What I am asking is if there is suppose to be a certain way to read the equation so that it makes more sense.
 
  • #8
I think you're overanalyzing it narble. It's a quick easy funny joke. I always though x^-1 = 1/x anyways...

Either way, post some more out of the book please!
 
  • #9
[tex] cabin^{-1} = \frac{1}{cabin} [/tex]
 
  • #10
this is a similar type of math joke, but it has nothing to do with integrals.

Q: what happens when you try to cross a fly with a mountain climber?

hint: its amazingly corny
 
  • #11
Hint on T@P's joke: You'll never, ever get it.
 
  • #12
fly mountain climber sin theta
 
  • #13
[tex] \int(cabin)^{-1} dcabin = log \ cabin + C = houseboat[/tex]
 
  • #14
:smile: That's great!
 
  • #15
Something about a scalar? Thats my best guess for the mountain climber one.
 
  • #16
Yeah, something about a scalar. You'll never get it though.
 
  • #17
t!m, thanks for the hint.


Taken from the OED:
vector 3. a. Med. and Biol. A person, animal, or plant
which carries a pathogenic agent and acts as a potential source
of infection for members of another species.

You can't cross a vector with a scaler (scalar)

EOM
 

Related to Finding the Inverse of Cabin Function

1. What is the purpose of finding the inverse of a cabin function?

The inverse of a cabin function is used to reverse the input and output relationship of the original function. This means that for any given output, the inverse function can determine the corresponding input. It is useful in solving equations, graphing, and understanding the behavior of the original function.

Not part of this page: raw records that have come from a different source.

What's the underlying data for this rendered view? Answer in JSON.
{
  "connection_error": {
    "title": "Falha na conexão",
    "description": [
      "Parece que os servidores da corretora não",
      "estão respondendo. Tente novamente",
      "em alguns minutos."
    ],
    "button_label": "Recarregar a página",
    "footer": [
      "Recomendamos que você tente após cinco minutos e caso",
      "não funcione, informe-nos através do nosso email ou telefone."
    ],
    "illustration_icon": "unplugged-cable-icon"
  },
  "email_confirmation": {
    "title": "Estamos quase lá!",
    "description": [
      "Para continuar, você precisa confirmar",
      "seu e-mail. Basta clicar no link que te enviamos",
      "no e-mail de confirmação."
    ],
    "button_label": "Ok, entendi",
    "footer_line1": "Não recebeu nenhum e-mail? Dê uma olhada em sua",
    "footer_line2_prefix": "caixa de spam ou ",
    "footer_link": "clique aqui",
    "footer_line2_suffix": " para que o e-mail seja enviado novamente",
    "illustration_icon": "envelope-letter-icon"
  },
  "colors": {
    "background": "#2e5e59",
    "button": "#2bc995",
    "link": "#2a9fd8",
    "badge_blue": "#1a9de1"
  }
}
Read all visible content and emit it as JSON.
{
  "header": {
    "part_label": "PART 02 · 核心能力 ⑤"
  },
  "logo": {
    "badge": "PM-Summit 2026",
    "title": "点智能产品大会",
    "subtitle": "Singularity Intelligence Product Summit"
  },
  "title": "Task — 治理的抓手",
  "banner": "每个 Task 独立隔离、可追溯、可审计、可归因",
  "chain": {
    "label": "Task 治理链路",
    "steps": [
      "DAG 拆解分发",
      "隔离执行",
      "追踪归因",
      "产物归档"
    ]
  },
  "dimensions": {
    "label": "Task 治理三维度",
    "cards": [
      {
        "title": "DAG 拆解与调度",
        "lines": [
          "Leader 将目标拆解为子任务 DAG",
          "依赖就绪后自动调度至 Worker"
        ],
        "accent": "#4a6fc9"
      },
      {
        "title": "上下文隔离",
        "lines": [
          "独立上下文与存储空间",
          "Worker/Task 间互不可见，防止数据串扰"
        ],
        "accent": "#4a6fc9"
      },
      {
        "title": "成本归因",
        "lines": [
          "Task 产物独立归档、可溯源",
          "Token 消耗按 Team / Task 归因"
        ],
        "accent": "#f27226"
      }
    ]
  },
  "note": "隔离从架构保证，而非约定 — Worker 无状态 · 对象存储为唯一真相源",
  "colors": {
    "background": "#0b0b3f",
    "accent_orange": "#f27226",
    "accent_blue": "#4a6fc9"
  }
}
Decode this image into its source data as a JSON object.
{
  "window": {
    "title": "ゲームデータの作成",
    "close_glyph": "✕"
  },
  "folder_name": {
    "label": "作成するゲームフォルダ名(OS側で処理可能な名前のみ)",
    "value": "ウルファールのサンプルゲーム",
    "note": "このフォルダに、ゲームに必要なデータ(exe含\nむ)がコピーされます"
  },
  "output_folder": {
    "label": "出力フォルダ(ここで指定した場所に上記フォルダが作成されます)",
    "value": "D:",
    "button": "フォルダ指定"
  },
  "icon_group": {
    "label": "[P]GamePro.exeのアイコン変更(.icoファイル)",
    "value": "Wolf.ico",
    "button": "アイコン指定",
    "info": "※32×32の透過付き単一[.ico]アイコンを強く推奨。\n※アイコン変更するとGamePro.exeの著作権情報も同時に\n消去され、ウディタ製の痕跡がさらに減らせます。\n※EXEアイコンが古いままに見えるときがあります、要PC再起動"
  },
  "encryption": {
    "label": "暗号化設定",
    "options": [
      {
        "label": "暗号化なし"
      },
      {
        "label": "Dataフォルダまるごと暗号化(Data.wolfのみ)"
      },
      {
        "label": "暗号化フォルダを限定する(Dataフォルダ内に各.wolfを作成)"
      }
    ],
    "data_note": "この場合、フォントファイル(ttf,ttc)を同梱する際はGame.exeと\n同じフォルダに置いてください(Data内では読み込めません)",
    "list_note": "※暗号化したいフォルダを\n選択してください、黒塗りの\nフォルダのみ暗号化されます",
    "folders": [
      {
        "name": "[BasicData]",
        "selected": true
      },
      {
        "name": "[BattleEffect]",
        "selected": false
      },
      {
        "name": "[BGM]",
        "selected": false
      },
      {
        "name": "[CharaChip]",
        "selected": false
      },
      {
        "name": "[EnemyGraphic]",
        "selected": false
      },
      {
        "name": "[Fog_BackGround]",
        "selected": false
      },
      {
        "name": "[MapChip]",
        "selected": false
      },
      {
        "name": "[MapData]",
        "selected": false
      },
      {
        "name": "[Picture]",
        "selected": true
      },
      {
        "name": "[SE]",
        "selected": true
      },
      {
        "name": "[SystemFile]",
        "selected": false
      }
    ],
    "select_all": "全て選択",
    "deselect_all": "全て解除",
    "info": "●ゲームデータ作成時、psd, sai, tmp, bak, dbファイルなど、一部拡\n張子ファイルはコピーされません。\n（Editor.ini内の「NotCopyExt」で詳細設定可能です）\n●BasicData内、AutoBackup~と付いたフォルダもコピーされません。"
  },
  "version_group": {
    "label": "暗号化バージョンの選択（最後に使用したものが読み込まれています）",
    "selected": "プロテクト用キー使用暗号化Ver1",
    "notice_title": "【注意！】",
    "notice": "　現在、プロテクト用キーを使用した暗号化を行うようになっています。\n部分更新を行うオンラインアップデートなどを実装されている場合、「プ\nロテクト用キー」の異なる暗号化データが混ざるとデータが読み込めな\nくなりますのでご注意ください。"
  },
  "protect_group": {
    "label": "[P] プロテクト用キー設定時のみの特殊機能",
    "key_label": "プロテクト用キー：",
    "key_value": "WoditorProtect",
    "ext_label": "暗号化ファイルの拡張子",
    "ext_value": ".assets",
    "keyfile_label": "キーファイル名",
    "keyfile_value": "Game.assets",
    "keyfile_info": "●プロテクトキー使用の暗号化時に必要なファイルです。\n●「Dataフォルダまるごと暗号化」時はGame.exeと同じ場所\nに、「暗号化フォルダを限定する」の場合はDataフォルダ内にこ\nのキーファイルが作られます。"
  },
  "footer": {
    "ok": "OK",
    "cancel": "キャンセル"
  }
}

2. How do you find the inverse of a cabin function?

To find the inverse of a cabin function, you need to follow these steps:
1. Replace f(x) with y.
2. Swap the x and y variables.
3. Solve for y.
4. Replace y with f^-1(x).
The resulting function will be the inverse of the original cabin function.

3. Can every cabin function have an inverse?

No, not every cabin function has an inverse. A cabin function must pass the horizontal line test, meaning that every horizontal line must intersect the graph of the function at most once. If a function fails this test, it does not have an inverse.

4. How do you graph the inverse of a cabin function?

To graph the inverse of a cabin function, you can use a graphing calculator or manually switch the x and y values for several points on the original function to get corresponding points for the inverse. Then, plot these points and connect them to form the graph of the inverse function.

5. Are there any real-world applications of finding the inverse of a cabin function?

Yes, there are many real-world applications of finding the inverse of a cabin function. For example, in finance, the inverse of the compound interest function is used to calculate the initial investment needed to reach a desired future value. In physics, the inverse of the position function is used to find the time at which an object will reach a specific position. It is also commonly used in engineering, economics, and other fields.